En cualquiera de los dos cálculos, la conclusión es la misma: el contenido metálico supera el valor nominal de la moneda en aproximadamente un 55%. La brecha se ha ampliado con la subida del cobre, que alcanzó un nuevo récord en Londres el martes. Entre los factores observados por los operadores figura la posibilidad de que Estados Unidos imponga aranceles a las importaciones de este metal.
Schiff trasladó su opinión a X con un mensaje directo. Afirmó que el Gobierno estadounidense ya dejó de fabricar pennies para el uso cotidiano y que podría hacer lo mismo con los nickels.

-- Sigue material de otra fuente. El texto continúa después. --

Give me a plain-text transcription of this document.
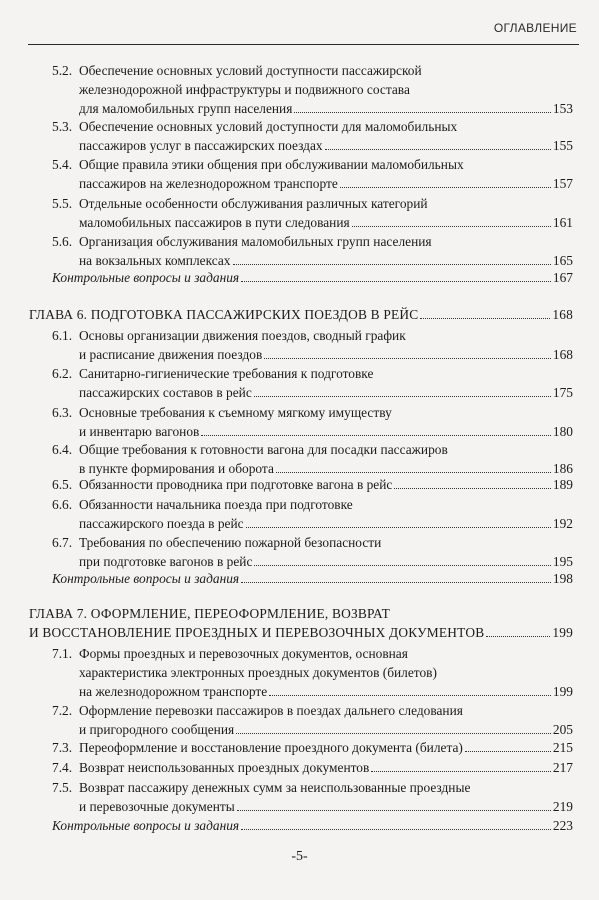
ОГЛАВЛЕНИЕ
5.2. Обеспечение основных условий доступности пассажирской
железнодорожной инфраструктуры и подвижного состава
для маломобильных групп населения	153
5.3. Обеспечение основных условий доступности для маломобильных
пассажиров услуг в пассажирских поездах	155
5.4. Общие правила этики общения при обслуживании маломобильных
пассажиров на железнодорожном транспорте	157
5.5. Отдельные особенности обслуживания различных категорий
маломобильных пассажиров в пути следования	161
5.6. Организация обслуживания маломобильных групп населения
на вокзальных комплексах	165
Контрольные вопросы и задания	167
ГЛАВА 6. ПОДГОТОВКА ПАССАЖИРСКИХ ПОЕЗДОВ В РЕЙС	168
6.1. Основы организации движения поездов, сводный график
и расписание движения поездов	168
6.2. Санитарно-гигиенические требования к подготовке
пассажирских составов в рейс	175
6.3. Основные требования к съемному мягкому имуществу
и инвентарю вагонов	180
6.4. Общие требования к готовности вагона для посадки пассажиров
в пункте формирования и оборота	186
6.5. Обязанности проводника при подготовке вагона в рейс	189
6.6. Обязанности начальника поезда при подготовке
пассажирского поезда в рейс	192
6.7. Требования по обеспечению пожарной безопасности
при подготовке вагонов в рейс	195
Контрольные вопросы и задания	198
ГЛАВА 7. ОФОРМЛЕНИЕ, ПЕРЕОФОРМЛЕНИЕ, ВОЗВРАТ
И ВОССТАНОВЛЕНИЕ ПРОЕЗДНЫХ И ПЕРЕВОЗОЧНЫХ ДОКУМЕНТОВ	199
7.1. Формы проездных и перевозочных документов, основная
характеристика электронных проездных документов (билетов)
на железнодорожном транспорте	199
7.2. Оформление перевозки пассажиров в поездах дальнего следования
и пригородного сообщения	205
7.3. Переоформление и восстановление проездного документа (билета)	215
7.4. Возврат неиспользованных проездных документов	217
7.5. Возврат пассажиру денежных сумм за неиспользованные проездные
и перевозочные документы	219
Контрольные вопросы и задания	223
-5-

Por ello, animó a comprarlos mientras todavía se puedan obtener en los bancos, al considerar que ofrecen una alternativa más atractiva que los bonos del Tesoro.
Fabricar cada moneda cuesta más de cinco centavos
La propia Administración estadounidense pierde dinero con la acuñación de estas piezas. Durante el año fiscal 2025, el coste de fabricar y poner en circulación una moneda de cinco centavos fue de aproximadamente 13,31 centavos de dólar, más del doble de su valor facial.
El problema también afectó al penny. La United States Mint acuñó en noviembre del año pasado los últimos destinados al uso cotidiano. Schiff considera que la moneda de cinco centavos podría seguir el mismo recorrido si los costes de producción continúan por encima de su valor nominal y los precios del cobre y el níquel se mantienen elevados.
El valor teórico no equivale a una ganancia realizable
La principal limitación de la idea es legal. En Estados Unidos no se pueden fundir o exportar a gran escala monedas de uno y cinco centavos con la finalidad de beneficiarse del valor de sus metales. Las infracciones pueden acarrear multas de hasta 10.000 dólares y, en los casos graves, penas de prisión de hasta cinco años.
Cuando un usuario señaló esta restricción, Schiff respondió que no era necesario fundir las monedas porque “conservan su valor”. Esa respuesta deja abierta la dificultad central de su planteamiento: si el metal no puede extraerse y venderse legalmente, la diferencia entre su valor teórico y el valor facial no se transforma automáticamente en una rentabilidad efectiva.
El almacenamiento añade otro obstáculo. Comprar 10.000 dólares en monedas de cinco centavos supondría reunir 200.000 piezas, con un peso conjunto cercano a una tonelada. Una inversión de 100.000 dólares elevaría esa carga hasta unas diez toneladas.
Los bonos del Tesoro, en cambio, no plantean ese problema físico y generan intereses. La rentabilidad del bono estadounidense a diez años rondaba el 4,77% a comienzos de septiembre. La recomendación encaja con la preferencia de Schiff por activos tangibles, como el oro y otros metales, y con sus críticas al endeudamiento público de Estados Unidos. El cobre y el níquel de los nickels pueden valer más que la moneda, pero convertir esa diferencia en dinero sigue siendo la parte difícil.